Royal Mail nearly scuppered this one. When Haris Ioannides, director of Cypriot publisher Armida Publications kindly offered to send me a selection of titles in English, I waited with excitement for the package.
And waited. And waited. A delivery card appeared telling me there was a parcel at the sorting office for me, but when I trotted off to collect it I was met with blank faces. Computer said no.
Eventually, I received an email from Ioannides telling me that the three books, having travelled to London and back, were now in Nicosia again. Could he send me the ebook pdfs instead?
By this stage, buoyed by British-Cypriot writer Lorna V’s enthusiasm for the writers on Ioannides’s list, I had already ordered a copy of Nora Nadjarian’s Ledra Street. However, given past form, I thought I’d play safe and get the ebook version too. Ioannides emailed me the files, whereupon the print volume arrived. I now had two copies: one for each eye.
As it turns out, this doubled reading experience was particularly appropriate for Ledra Street, a short story collection set in Nicosia, the last divided capital city in the world. Terse, jagged and sometimes fragmentary, Nadjarian’s tales capture moments in lives and psyches sundered when the island was split in two during the Turkish invasion of 1974. Ledra Street, once a bustling thoroughfare, is now a blind alley populated by people yearning for things they can never attain: an estranged son, a perfect love, or simply ‘a time when Ledra Street was whole, non-pedestrianised, and we still called Turkish coffee, Turkish’.

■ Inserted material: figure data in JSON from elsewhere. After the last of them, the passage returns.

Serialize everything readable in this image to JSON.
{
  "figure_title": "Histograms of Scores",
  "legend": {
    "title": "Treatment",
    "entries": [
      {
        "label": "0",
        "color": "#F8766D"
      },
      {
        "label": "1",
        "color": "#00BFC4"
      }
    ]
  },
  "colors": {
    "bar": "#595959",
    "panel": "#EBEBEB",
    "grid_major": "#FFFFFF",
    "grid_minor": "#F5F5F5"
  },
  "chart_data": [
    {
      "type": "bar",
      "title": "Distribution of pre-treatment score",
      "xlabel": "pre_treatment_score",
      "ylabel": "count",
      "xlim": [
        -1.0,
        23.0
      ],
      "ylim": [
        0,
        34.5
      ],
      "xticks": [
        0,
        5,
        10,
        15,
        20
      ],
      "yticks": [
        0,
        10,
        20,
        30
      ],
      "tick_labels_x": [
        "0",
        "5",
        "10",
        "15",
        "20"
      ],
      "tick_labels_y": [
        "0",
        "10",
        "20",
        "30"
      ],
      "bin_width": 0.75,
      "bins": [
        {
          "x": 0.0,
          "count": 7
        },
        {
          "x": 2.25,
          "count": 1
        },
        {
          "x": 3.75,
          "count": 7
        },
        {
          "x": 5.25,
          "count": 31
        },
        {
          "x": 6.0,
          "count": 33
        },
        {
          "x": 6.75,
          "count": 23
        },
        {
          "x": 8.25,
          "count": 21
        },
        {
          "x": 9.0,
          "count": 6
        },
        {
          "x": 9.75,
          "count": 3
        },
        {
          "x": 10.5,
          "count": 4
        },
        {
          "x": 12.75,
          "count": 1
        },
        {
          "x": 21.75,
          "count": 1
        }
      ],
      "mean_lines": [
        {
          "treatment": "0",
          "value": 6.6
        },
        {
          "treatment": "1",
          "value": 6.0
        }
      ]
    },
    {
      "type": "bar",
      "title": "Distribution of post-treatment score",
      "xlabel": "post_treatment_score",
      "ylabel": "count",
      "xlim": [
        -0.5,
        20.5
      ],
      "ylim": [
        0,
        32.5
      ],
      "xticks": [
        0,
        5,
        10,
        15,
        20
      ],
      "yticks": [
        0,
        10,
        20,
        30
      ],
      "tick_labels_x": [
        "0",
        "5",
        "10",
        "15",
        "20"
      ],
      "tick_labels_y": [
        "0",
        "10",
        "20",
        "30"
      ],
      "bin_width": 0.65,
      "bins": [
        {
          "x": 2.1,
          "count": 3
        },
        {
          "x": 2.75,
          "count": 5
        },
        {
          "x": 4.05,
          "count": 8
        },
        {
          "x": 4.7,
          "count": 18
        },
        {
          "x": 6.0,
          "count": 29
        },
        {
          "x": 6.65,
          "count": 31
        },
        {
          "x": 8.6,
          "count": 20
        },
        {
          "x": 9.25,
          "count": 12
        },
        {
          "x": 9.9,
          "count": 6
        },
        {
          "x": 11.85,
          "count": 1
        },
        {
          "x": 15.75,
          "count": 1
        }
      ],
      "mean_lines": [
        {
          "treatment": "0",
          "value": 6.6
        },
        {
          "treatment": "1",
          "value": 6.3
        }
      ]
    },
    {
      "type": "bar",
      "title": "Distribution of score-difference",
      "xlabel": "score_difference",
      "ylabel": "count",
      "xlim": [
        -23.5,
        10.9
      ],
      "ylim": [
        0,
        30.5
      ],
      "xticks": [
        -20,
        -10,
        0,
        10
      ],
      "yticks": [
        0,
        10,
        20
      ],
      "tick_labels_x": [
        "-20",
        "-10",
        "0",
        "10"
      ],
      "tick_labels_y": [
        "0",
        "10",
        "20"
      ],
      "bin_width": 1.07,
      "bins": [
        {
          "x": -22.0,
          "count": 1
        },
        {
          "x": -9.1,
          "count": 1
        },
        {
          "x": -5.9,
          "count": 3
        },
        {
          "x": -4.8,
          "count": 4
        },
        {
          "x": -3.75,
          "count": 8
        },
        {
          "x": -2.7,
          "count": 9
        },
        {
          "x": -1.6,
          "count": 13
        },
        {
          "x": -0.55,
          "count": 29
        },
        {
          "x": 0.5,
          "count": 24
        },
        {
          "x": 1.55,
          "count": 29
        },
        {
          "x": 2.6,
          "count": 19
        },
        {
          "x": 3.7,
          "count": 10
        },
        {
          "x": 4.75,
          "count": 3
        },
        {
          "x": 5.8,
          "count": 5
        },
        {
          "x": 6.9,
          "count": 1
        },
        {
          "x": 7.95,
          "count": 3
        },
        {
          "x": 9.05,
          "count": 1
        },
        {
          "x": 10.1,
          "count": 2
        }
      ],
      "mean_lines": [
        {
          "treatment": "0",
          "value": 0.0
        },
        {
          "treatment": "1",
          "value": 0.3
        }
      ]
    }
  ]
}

Nadjarian’s attention to detail and use of the mundane to capture the extraordinary experience of seeing your homeland torn in half make the book. Whether she’s describing politicians rambling on a TV chat show, a disastrous haircut or a trip to a museum, the writer portrays the irreconcilable rifts in perspective that leave people isolated and sad. One of the most successful stories in the book, ‘Guided Tour’, for example, sees a woman leading a group of tourists around the city’s sites, and portrays the gulf between their casual absorption of the neat list of facts she reels off and the turbulent emotions behind the events:
‘Everything makes perfect sense. Of course, of course, history when it becomes history, when it can be read in history books, when it can be talked about by tourist guides, makes perfect sense. The only way out.
‘What a strange thing, a rare pain, to be trapped in your own country.’
This packing of meaning into street signs and small talk, combined with the brevity of many of the pieces, gives them a poetic quality. At times, it almost feels as though they are poems that have been stretched like canvasses across the page to fill the space of stories. This impression is enhanced by Nadjarian’s creative use of language, which sees metaphors blurred and spread over paragraphs like watercolour paints.
Occasionally, the fragmentary nature of the pieces is too stark. I wasn’t sold on the ‘Ten Nights at the Movies’ vignettes, which ended the book and felt faintly contrived. Similarly, one or two of the ‘Ten Little Stories of Love and Hate’ were so stripped back as to teeter into the banal.
On the whole though, this is a powerful series of pieces that harnesses violent gusts of emotion in taut writing, pulling the collection along at an exhilirating pace. Familiar and yet strange, European and yet not, Nadjarian’s voice reveals what word artists can achieve, creating a lively collection that intrigues, delights and challenges. I’m very glad my copies found their way to me in the end.